The Bibliotheke (libraries) game has developed into a full prototype over the summer for playtesting. 25 libraries were finally chosen, five from each of five regions, all historically accurate in different time periods set in the ancient world. The different roles of pawns were abandoned for two pawns per player (head and assistant librarians) that do multiple things. Each turn a player has four action points to spend on a variety of actions for his pawns. Each library has a stack of books that can be aquired, and placed in collections that are established at different libraries. Here's the mapboard:
A collection consists of five books that must match by either subject (literature/science/history, etc), by region (Aegean/Egypt/Mesopotamia, etc.) or by period of time. They must also be placed in a collection in "order" on the shelf, either chronologically or alphabetically. This provides endless combinations and ways to shift strategies if you cannot acquire the books you want. For playtesting I do not have finalized the 125 ancient books I need, so I made mock ones to just test the mechanics:
This book has the fake title of "Wade" written in 1740 BC. The subject is Government/Politics/Law, it comes from the Egypt/Levant region, was written in the Early-Middle period, and has a value of 2 (on a 1-5 scale) that pertains to end of game scoring.

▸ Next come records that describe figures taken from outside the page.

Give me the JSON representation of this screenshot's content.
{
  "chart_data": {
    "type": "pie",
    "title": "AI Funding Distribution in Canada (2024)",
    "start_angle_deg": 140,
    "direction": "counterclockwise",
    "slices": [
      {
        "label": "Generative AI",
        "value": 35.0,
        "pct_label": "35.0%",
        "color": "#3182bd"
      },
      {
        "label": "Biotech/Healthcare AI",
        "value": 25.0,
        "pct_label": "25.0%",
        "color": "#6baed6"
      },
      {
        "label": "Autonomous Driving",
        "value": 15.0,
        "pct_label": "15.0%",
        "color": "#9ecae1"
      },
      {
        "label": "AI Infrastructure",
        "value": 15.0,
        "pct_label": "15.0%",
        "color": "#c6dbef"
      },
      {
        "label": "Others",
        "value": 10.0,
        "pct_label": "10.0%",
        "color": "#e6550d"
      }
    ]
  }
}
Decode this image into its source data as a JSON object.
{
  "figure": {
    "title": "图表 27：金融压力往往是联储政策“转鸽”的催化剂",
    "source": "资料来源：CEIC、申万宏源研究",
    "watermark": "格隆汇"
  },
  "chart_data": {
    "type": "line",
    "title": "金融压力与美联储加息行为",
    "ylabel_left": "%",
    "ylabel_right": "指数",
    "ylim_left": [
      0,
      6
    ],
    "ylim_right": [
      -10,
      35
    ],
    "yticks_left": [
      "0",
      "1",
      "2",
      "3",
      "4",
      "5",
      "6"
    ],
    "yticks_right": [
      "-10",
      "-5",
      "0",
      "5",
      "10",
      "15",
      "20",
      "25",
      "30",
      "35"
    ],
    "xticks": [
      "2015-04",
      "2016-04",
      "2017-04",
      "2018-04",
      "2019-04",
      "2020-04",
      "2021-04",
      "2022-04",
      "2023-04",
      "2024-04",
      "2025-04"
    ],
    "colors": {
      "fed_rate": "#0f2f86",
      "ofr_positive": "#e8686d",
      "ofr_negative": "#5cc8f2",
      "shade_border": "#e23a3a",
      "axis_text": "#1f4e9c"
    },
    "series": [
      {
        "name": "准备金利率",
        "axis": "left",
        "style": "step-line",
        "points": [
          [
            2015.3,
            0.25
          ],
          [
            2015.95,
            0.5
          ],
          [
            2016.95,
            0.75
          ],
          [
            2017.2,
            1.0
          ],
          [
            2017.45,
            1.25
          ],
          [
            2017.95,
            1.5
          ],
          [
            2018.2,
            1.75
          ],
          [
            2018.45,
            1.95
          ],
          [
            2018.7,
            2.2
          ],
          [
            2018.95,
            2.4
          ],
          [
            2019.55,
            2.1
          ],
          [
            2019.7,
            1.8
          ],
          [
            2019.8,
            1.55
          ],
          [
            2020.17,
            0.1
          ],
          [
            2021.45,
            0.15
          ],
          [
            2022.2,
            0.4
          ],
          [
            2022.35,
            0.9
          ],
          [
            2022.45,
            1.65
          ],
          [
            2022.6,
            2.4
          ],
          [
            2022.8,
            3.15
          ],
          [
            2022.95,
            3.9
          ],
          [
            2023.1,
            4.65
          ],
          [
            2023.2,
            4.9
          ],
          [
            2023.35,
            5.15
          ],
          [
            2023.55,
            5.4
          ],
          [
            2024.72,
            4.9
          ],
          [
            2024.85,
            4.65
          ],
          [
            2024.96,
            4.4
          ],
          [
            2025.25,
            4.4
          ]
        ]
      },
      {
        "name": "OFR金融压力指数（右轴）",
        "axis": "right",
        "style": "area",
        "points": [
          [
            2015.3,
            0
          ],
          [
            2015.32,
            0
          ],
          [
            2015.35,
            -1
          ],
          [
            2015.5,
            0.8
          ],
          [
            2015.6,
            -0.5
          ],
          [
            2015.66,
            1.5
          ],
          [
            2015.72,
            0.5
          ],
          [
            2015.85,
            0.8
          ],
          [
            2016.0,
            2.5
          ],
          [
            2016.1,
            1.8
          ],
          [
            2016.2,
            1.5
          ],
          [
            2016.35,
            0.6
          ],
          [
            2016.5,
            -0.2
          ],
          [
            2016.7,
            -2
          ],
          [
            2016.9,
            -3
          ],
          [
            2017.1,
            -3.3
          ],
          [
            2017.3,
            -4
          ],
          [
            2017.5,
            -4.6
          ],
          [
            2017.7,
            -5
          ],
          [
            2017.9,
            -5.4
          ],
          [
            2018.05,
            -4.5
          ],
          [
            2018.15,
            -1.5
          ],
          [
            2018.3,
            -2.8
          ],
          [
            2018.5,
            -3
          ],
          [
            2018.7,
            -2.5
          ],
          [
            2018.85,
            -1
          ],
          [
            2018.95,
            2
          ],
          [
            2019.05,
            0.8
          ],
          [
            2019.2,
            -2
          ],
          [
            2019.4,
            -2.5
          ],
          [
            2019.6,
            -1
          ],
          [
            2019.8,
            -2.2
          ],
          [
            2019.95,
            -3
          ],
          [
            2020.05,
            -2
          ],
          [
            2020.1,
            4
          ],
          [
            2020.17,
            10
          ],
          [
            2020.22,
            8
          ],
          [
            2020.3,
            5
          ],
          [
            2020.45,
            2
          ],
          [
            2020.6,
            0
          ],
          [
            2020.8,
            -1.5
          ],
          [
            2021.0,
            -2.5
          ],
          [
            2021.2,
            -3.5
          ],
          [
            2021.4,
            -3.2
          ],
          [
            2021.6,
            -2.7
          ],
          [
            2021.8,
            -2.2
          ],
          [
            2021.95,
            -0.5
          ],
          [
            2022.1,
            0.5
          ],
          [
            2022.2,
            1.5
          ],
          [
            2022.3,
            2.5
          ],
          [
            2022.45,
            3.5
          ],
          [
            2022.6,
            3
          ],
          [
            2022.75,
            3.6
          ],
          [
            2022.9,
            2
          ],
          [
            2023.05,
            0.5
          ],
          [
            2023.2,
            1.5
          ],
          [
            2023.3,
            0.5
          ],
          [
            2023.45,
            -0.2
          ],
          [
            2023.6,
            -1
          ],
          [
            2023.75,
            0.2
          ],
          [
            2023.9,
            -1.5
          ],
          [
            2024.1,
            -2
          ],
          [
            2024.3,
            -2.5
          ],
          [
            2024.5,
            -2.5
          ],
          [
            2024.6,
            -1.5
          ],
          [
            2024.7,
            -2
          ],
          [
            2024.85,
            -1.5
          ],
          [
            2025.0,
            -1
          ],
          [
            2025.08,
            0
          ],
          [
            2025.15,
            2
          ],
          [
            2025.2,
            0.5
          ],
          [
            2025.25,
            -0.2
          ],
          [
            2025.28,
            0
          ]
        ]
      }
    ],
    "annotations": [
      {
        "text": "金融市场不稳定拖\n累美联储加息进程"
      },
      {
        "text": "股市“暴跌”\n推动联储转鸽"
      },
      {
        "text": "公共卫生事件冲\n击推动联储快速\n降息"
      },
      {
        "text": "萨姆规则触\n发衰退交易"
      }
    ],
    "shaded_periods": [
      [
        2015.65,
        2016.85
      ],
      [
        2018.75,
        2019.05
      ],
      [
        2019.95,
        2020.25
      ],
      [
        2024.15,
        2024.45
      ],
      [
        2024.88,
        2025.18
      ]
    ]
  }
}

Event cards can also be purchased with action points that bring into play such things as Thieves, Disasters, Research, Transportation, Forgeries, Guards and the Black Market. There is not as much interaction as I would like aside from the event cards and competing for the same books. Maybe have another pawn who does "bad" things to other players. There is also a tendency to "camp" at board locations in playtesting and not traveling to other libraries. How long can they "mine" a single library? Who of the two pawns carries what books of a player?There is also a question of correct point cost assignments to the actions, and the balance of the victory points.
It has been fun to play as strategies change, and there is the constant challenge of figuring out what collection will be made and how it will be ordered on the shelf. The fun and puzzle factor is there.